Although epidemics have been reported (1919-1925, 1936-1949, 1964-1979), it is clearly an endemic disease in many tropical and subtropical regions. Scabies is 1 of the 6 major epidermal parasitic skin diseases (EPSD) that is prevalent in resource-poor populations, as reported in the Bulletin of the World Health Organization in February 2009.[7] Prevalence rates are extremely high in aboriginal tribes in Australia, Africa, South America,[8] and other developing regions of the world. Incidence in parts of Central America and South America and in one Indian village approach 100%. In parts of Bangladesh, the number of children with "the itch" exceeds the number with diarrheal and respiratory diseases combined.[7] In 2009 retrospective study of 30,078 children in India, scabies was found to be the second most common skin disease in all age groups of children, and the third most common skin disease in infants.[9]
Worldwide, the prevalence of scabies has been estimated at 300 million cases annually.[1, 10] In the United States and in other developed regions around the world, scabies occurs in epidemics in nursing homes, hospitals, long-term care facilities, and other institutions.
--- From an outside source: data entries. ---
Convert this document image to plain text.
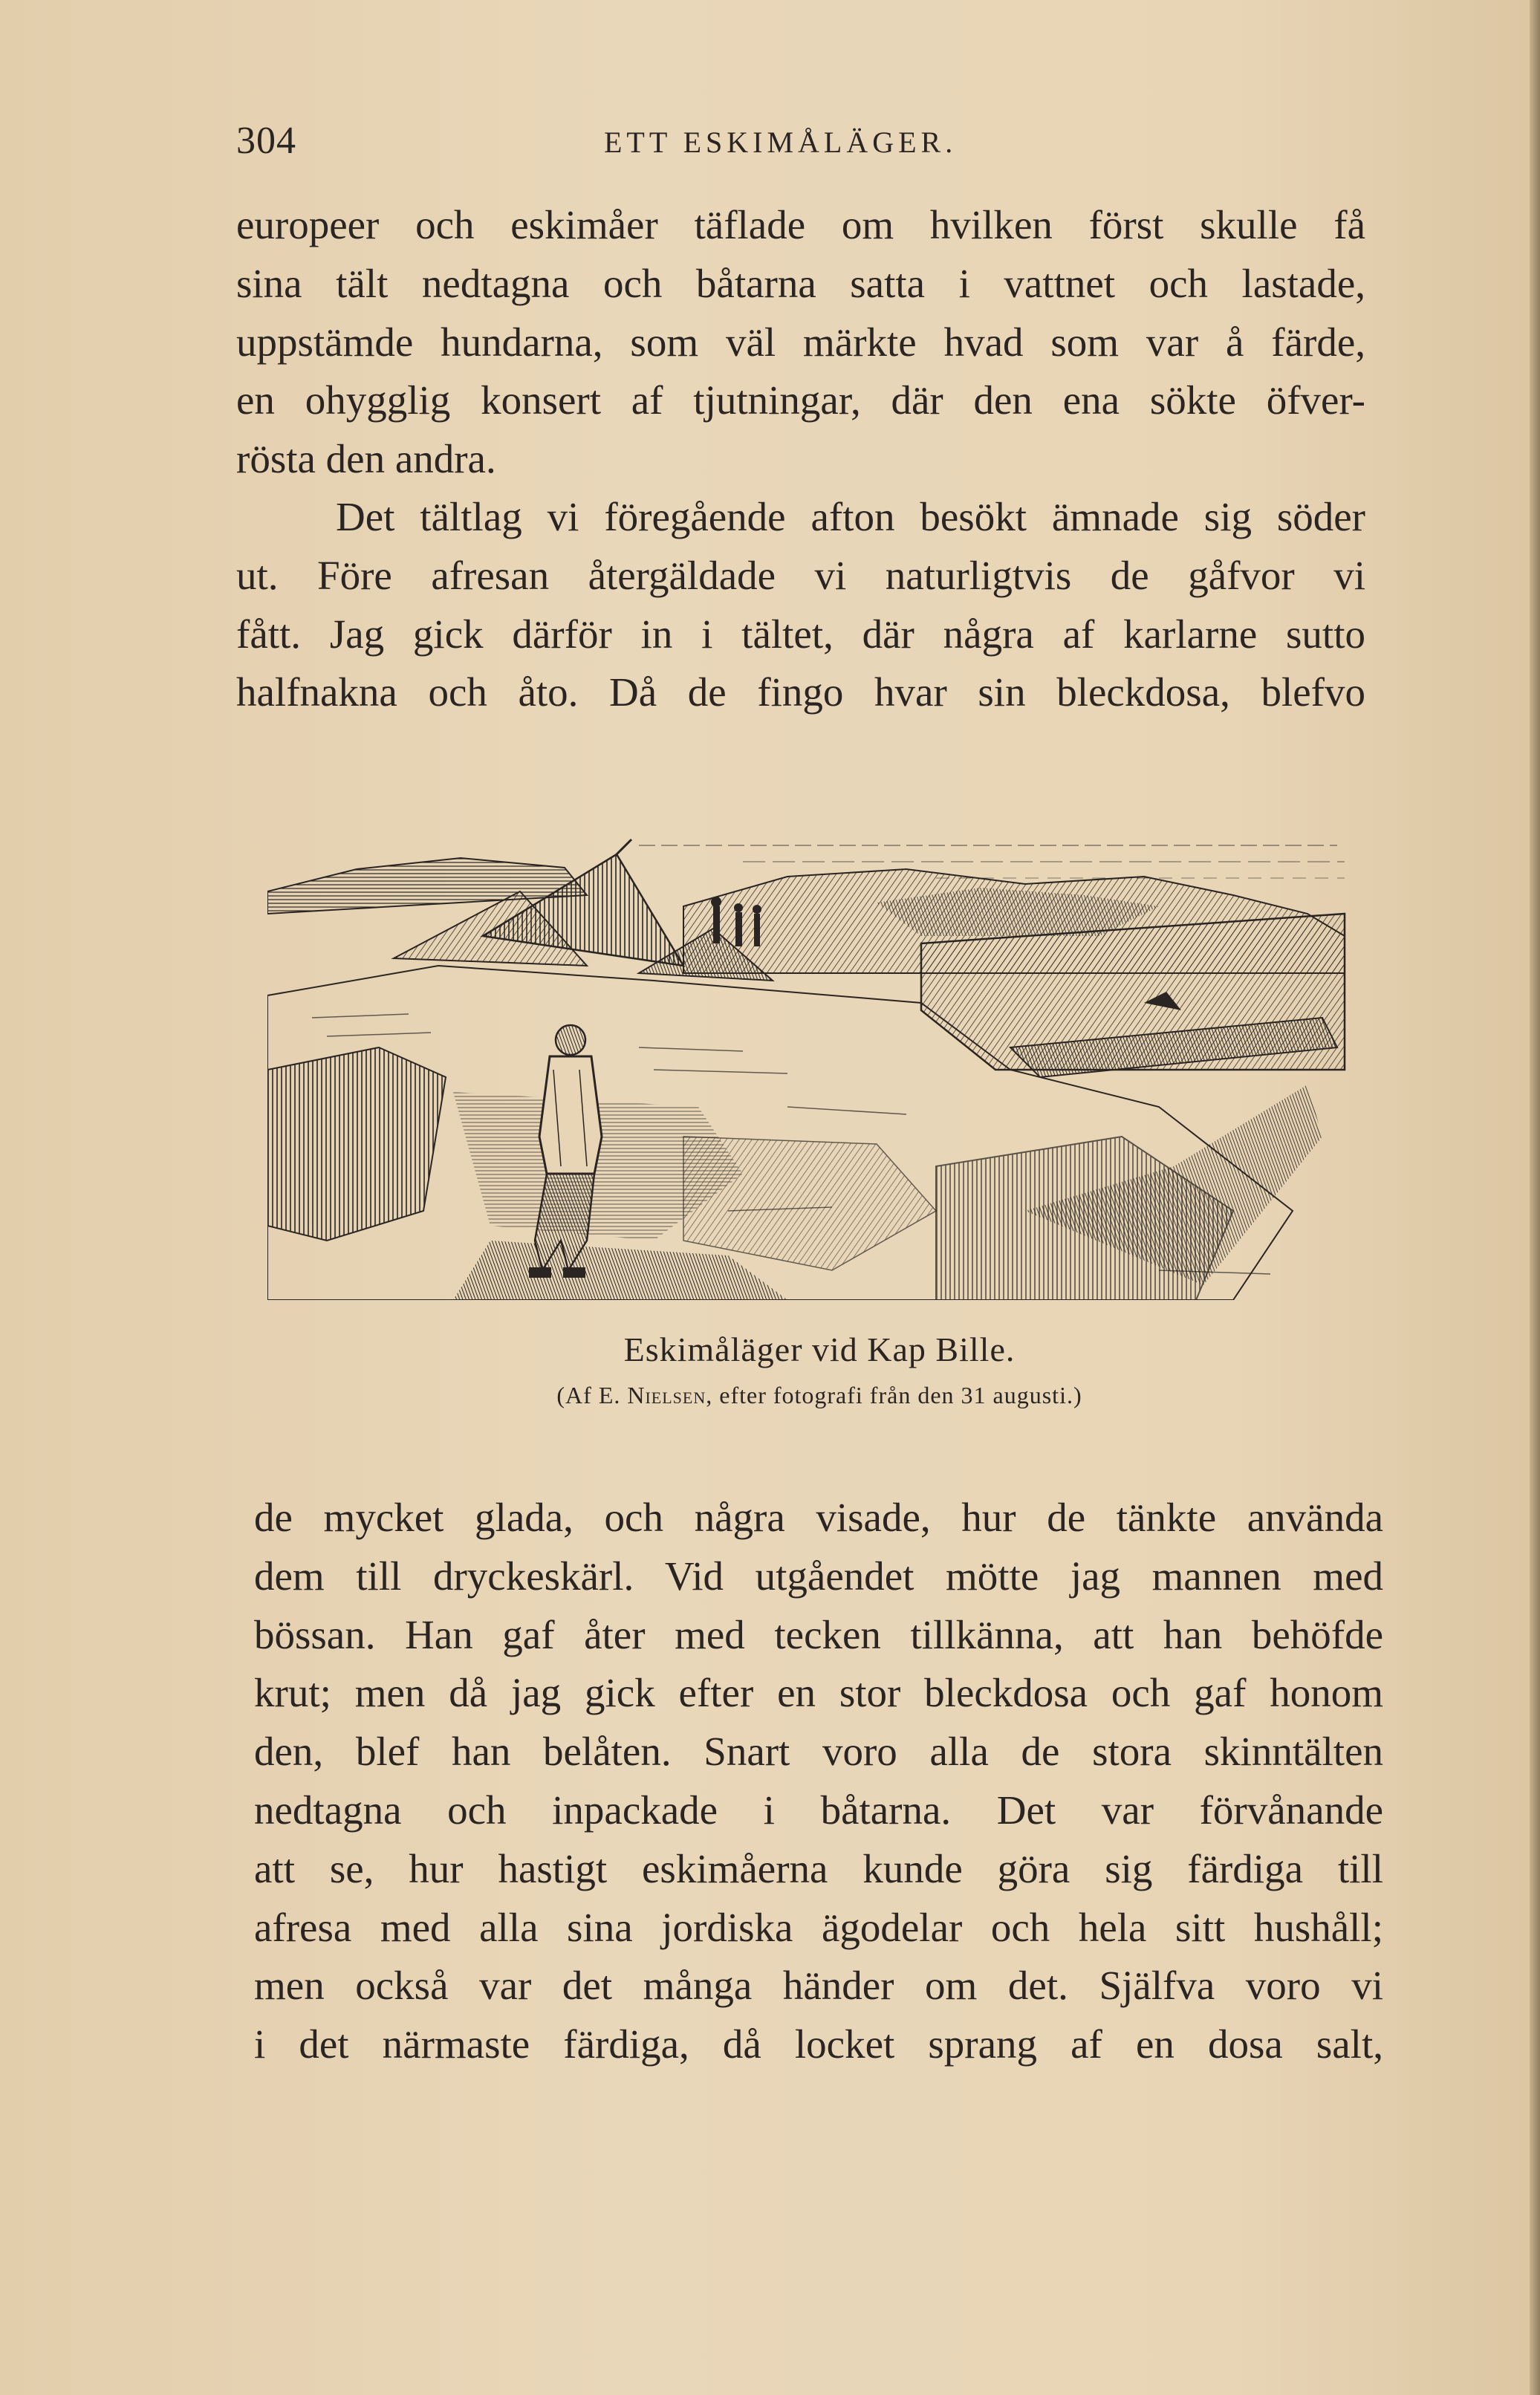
304	ETT ESKIMÅLÄGER.
europeer och eskimåer täflade om hvilken först skulle få
sina tält nedtagna och båtarna satta i vattnet och lastade,
uppstämde hundarna, som väl märkte hvad som var å färde,
en ohygglig konsert af tjutningar, där den ena sökte öfver-
rösta den andra.
Det tältlag vi föregående afton besökt ämnade sig söder
ut. Före afresan återgäldade vi naturligtvis de gåfvor vi
fått. Jag gick därför in i tältet, där några af karlarne sutto
halfnakna och åto. Då de fingo hvar sin bleckdosa, blefvo

Eskimåläger vid Kap Bille.

(Af E. Nielsen, efter fotografi från den 31 augusti.)

de mycket glada, och några visade, hur de tänkte använda
dem till dryckeskärl. Vid utgåendet mötte jag mannen med
bössan. Han gaf åter med tecken tillkänna, att han behöfde
krut; men då jag gick efter en stor bleckdosa och gaf honom
den, blef han belåten. Snart voro alla de stora skinntälten
nedtagna och inpackade i båtarna. Det var förvånande
att se, hur hastigt eskimåerna kunde göra sig färdiga till
afresa med alla sina jordiska ägodelar och hela sitt hushåll;
men också var det många händer om det. Själfva voro vi
i det närmaste färdiga, då locket sprang af en dosa salt,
It is seen frequently in the homeless populations but occurs episodically in other populations as well. No recent published data are available on its incidence in the United States. A study published in 2009 conducted in Brazil identified major risk factors for scabies in an impoverished rural community. The risk factors were young age, presence of many children in the household, illiteracy, low family income, poor housing, sharing clothes, and towels, and irregular use of showers.[11]
Mortality/Morbidity
Classic scabies is primarily a nuisance. However, it can indirectly lead to long-term morbidity. Scabies and other parasitic skin diseases can lead to long-term colonization of skin lesions by group A streptococci. Several studies have demonstrated a correlation between poststreptococcal glomerulonephritis (PSGN) and scabies. Conversely, in one World Health Organization sponsored study in the Solomon Islands, an intervention of mass treatment with ivermectin or permethrin led to a decrease in prevalence of scabies from 25% to less than 1% (p< 0.001) and a 40% to 20% decrease in pyoderma (secondary infection). There was also a decline in hematuria, which was a sign of renal damage by the group A Streptococcus secondary infection in children.[12] It also decreased occurrence of streptococcal skin disease.
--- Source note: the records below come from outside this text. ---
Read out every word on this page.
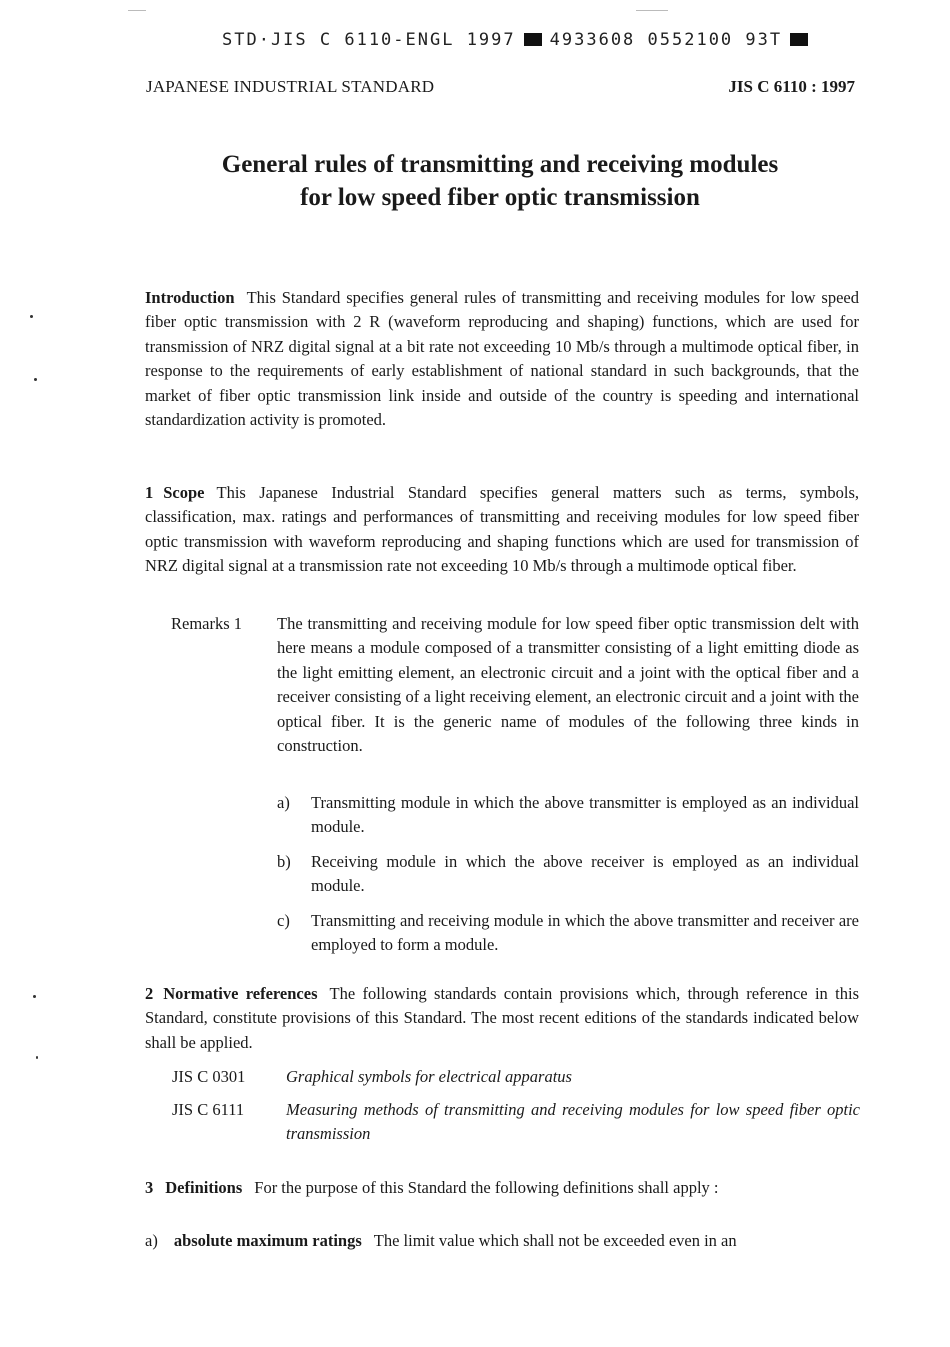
STD·JIS C 6110-ENGL 1997 4933608 0552100 93T
JAPANESE INDUSTRIAL STANDARD	JIS C 6110 : 1997
General rules of transmitting and receiving modules
for low speed fiber optic transmission
Introduction This Standard specifies general rules of transmitting and receiving modules for low speed fiber optic transmission with 2 R (waveform reproducing and shaping) functions, which are used for transmission of NRZ digital signal at a bit rate not exceeding 10 Mb/s through a multimode optical fiber, in response to the requirements of early establishment of national standard in such backgrounds, that the market of fiber optic transmission link inside and outside of the country is speeding and international standardization activity is promoted.
1 Scope This Japanese Industrial Standard specifies general matters such as terms, symbols, classification, max. ratings and performances of transmitting and receiving modules for low speed fiber optic transmission with waveform reproducing and shaping functions which are used for transmission of NRZ digital signal at a transmission rate not exceeding 10 Mb/s through a multimode optical fiber.
Remarks 1 The transmitting and receiving module for low speed fiber optic transmission delt with here means a module composed of a transmitter consisting of a light emitting diode as the light emitting element, an electronic circuit and a joint with the optical fiber and a receiver consisting of a light receiving element, an electronic circuit and a joint with the optical fiber. It is the generic name of modules of the following three kinds in construction.
a) Transmitting module in which the above transmitter is employed as an individual module.
b) Receiving module in which the above receiver is employed as an individual module.
c) Transmitting and receiving module in which the above transmitter and receiver are employed to form a module.
2 Normative references The following standards contain provisions which, through reference in this Standard, constitute provisions of this Standard. The most recent editions of the standards indicated below shall be applied.
JIS C 0301 Graphical symbols for electrical apparatus
JIS C 6111	Measuring methods of transmitting and receiving modules for low speed fiber optic transmission
3 Definitions For the purpose of this Standard the following definitions shall apply :
a) absolute maximum ratings The limit value which shall not be exceeded even in an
In remote Aboriginal communities in Australia where scabies is endemic, the repeated infestations and secondary streptococcal infections appear to be related to the extremely high levels of renal failure and rheumatic heart disease observed in the communities.
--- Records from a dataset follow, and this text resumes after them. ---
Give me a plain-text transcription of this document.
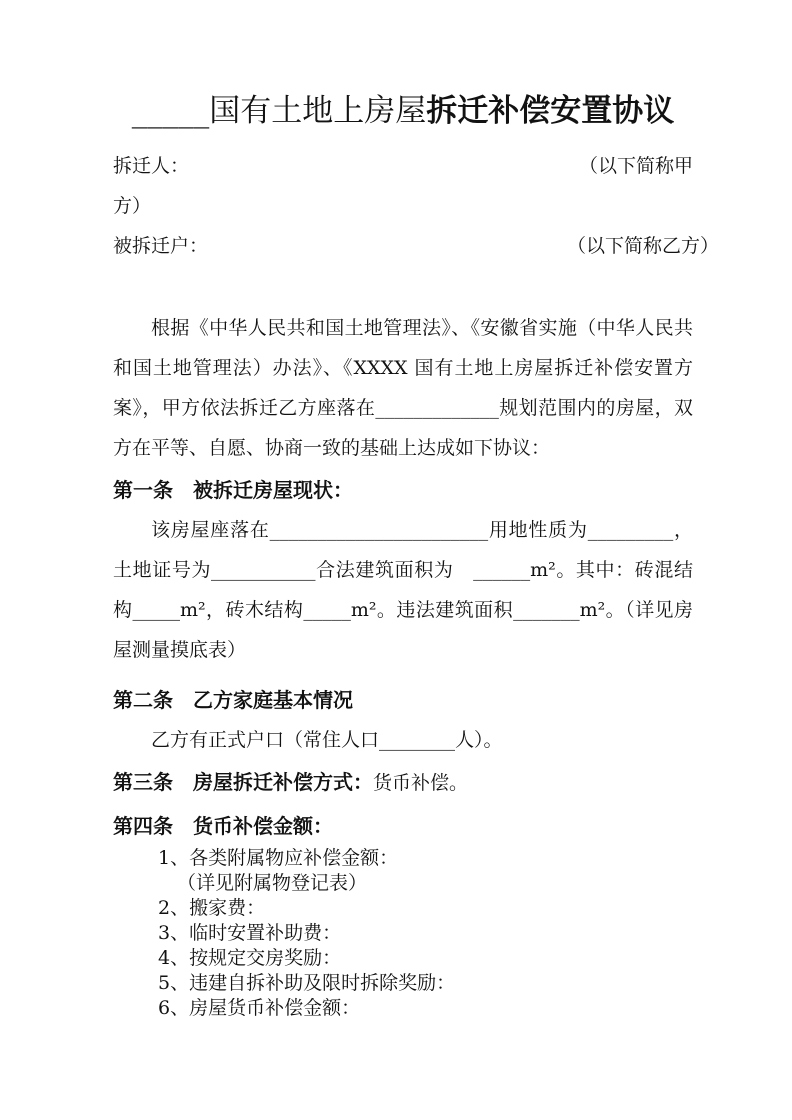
_____国有土地上房屋拆迁补偿安置协议
拆迁人：	（以下简称甲
方）
被拆迁户：	（以下简称乙方）

根据《中华人民共和国土地管理法》、《安徽省实施（中华人民共和国土地管理法）办法》、《XXXX 国有土地上房屋拆迁补偿安置方案》，甲方依法拆迁乙方座落在_____________规划范围内的房屋，双方在平等、自愿、协商一致的基础上达成如下协议：

第一条　被拆迁房屋现状：

该房屋座落在_______________________用地性质为_________，土地证号为___________合法建筑面积为　______m²。其中：砖混结构_____m²，砖木结构_____m²。违法建筑面积_______m²。（详见房屋测量摸底表）

第二条　乙方家庭基本情况

乙方有正式户口（常住人口________人）。

第三条　房屋拆迁补偿方式：货币补偿。

第四条　货币补偿金额：
1、各类附属物应补偿金额：
（详见附属物登记表）
2、搬家费：
3、临时安置补助费：
4、按规定交房奖励：
5、违建自拆补助及限时拆除奖励：
6、房屋货币补偿金额：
While the microbiology of secondary bacterial infection in scabies lesions probably changes based on geographic location, one study demonstrated that the predominant aerobic and facultative bacteria recovered from lesions were Staphylococcus aureus, group A streptococci, and Pseudomonas aeruginosa. Multiple anaerobes were recovered as well, suggesting polymicrobial colonization of lesions.[13]
Other complications of scabies include impetigo, furunculosis, and cellulitis. The staphylococci or streptococci in the lesions can lead to pyelonephritis, poststreptococcal glomerulonephritis, abscesses, pyogenic pneumonia, sepsis, and death.